Massachusetts Mountain Bike Trails
Massachusetts has the sixth largest system of State Forests, Parks and Wildlife Management Areas in the nation. Hundreds of miles of multi-use trails are available for hiking, mountain biking, horseback riding, cross country skiing and other outdoor activities.
Situated in the hills of western Massachusetts and within easy reach of New York City and Boston,
the Berkshires Region is a four season outdoor destination that offers a wonderful brew of history, culture and recreation. October
Mountain, Savoy Mountain and Beartown State Forest have some of the largest trail networks in the area. Jiminy Peak ski resort offers the most extensive lift-served mountain biking in the Berkshires.
After your mountain bike ride, explore the charming New England villages of Stockbridge, Lenox and Great Barrington. Browse through the many antique shops and enjoy a romantic weekend with candlelit dinner in one of the area's many historic inns. In the fall, the Berkshires are magical when the hills and valleys are painted with brilliant hues of red and orange.
Located in the heart of Massachusetts,
the Central region is characterized by
the 46-mile Blackstone River, rolling countryside, farmland, meadows and
quintessential New England towns. The region is well-known for it's historical
background with landmarks dating back to the Industrial Revolution. It is the
home of Old Sturbridge Village and the birthplace of Johnny Appleseed. Biking along
the scenic Blackstone River Rail Trail at Blackstone
River & Canal Heritage State
Park is an absolute must for history lovers.
There are some legendary Massachusetts mountain bike trails in the Greater
Boston area. Lynn Woods Reservation, The Middlesex Fells and Wompatuck
State Park are two popular
places to ride.
The Northeast region, north of Boston, is comprised of the picturesque North Shore
which includes Gloucester, the nation's oldest fishing seaport, the old mill
town of Lowell, picturesque Rockport, and historical Salem. The region is noted for its miles of rocky shores and beaches, museums and the longest operating art colony in the United States. The
Marblehead Rail Trail, with a side spur to Salem, winds through scenic waterside communities
providing an easy ride with the opportunity for a swim. Historical
experiences await you in both Salem and Marblehead.
The Merrimack River flows along the northern border with New Hampshire.
This area is characterized by rolling hills with broad valleys and an unspoiled
rural charm. The former Moseley family estate on the Merrimack River, now Maudslay
State Park, has trails featuring undulating meadows, towering pines and exquisite
19th century gardens.
The Pioneer Valley is a land of both
mountains and rivers.

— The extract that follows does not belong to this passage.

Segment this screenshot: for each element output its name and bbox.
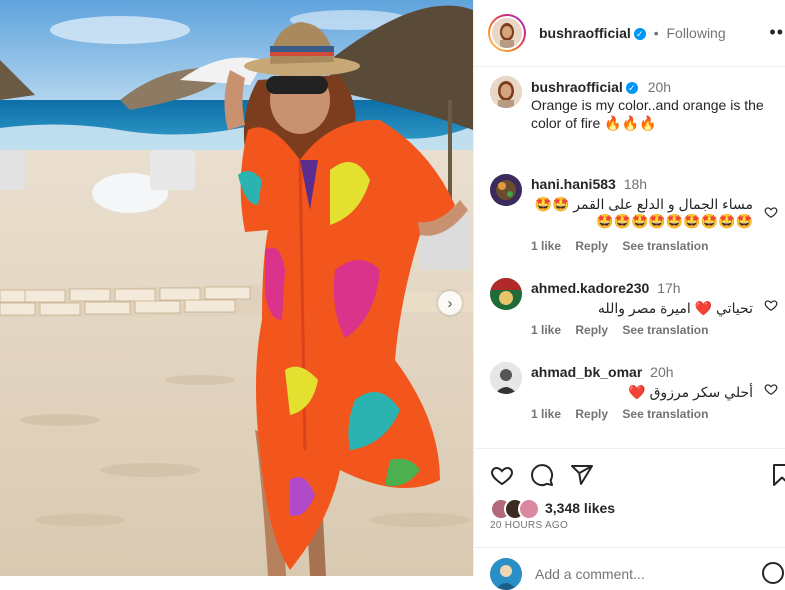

The Connecticut River flows south from Vermont
to the Long Island Sound and meanders in big
loops across a broad fertile valley. In the northern reaches of the region, the
Holyoke Range, towers over 1,100 feet above the Connecticut River.
Here you will find some of the best mountain biking venues in Massachussetts. Holyoke Range State Park offers
miles of bridle and carriage paths for the mountain biker with breathtaking views. Otter River State Forest has
ample opportunity for wildlife viewing experiences. Other good places to ride
are: Mount Tom State Reservation, Mount Toby in Sunderland, and The Northfield
Mountain Recreation and Environmental Center.
Southeast Massachusetts is characterized by
miles of beaches, marshlands, lighthouses, sea captains' homes, picturesque fishing
villages and the sandy dunes of Cape Cod. There are many miles
of bicycle paths and mountain bike trails. Some are convenient routes across the Cape and along
the National Seashore while others are "off-the-beaten-path".
The Manuel F. Correllus State Forest, the winding roads on Martha's Vineyard, Nickerson State Park, West Barnstable Conservation Area (Trail of Tears) and the 25
mile Cape Cod Rail Trail offer spectacular cycling in an ocean setting with views of wide dune fields,
sandy bluffs, wildflower meadows and unspoiled beaches.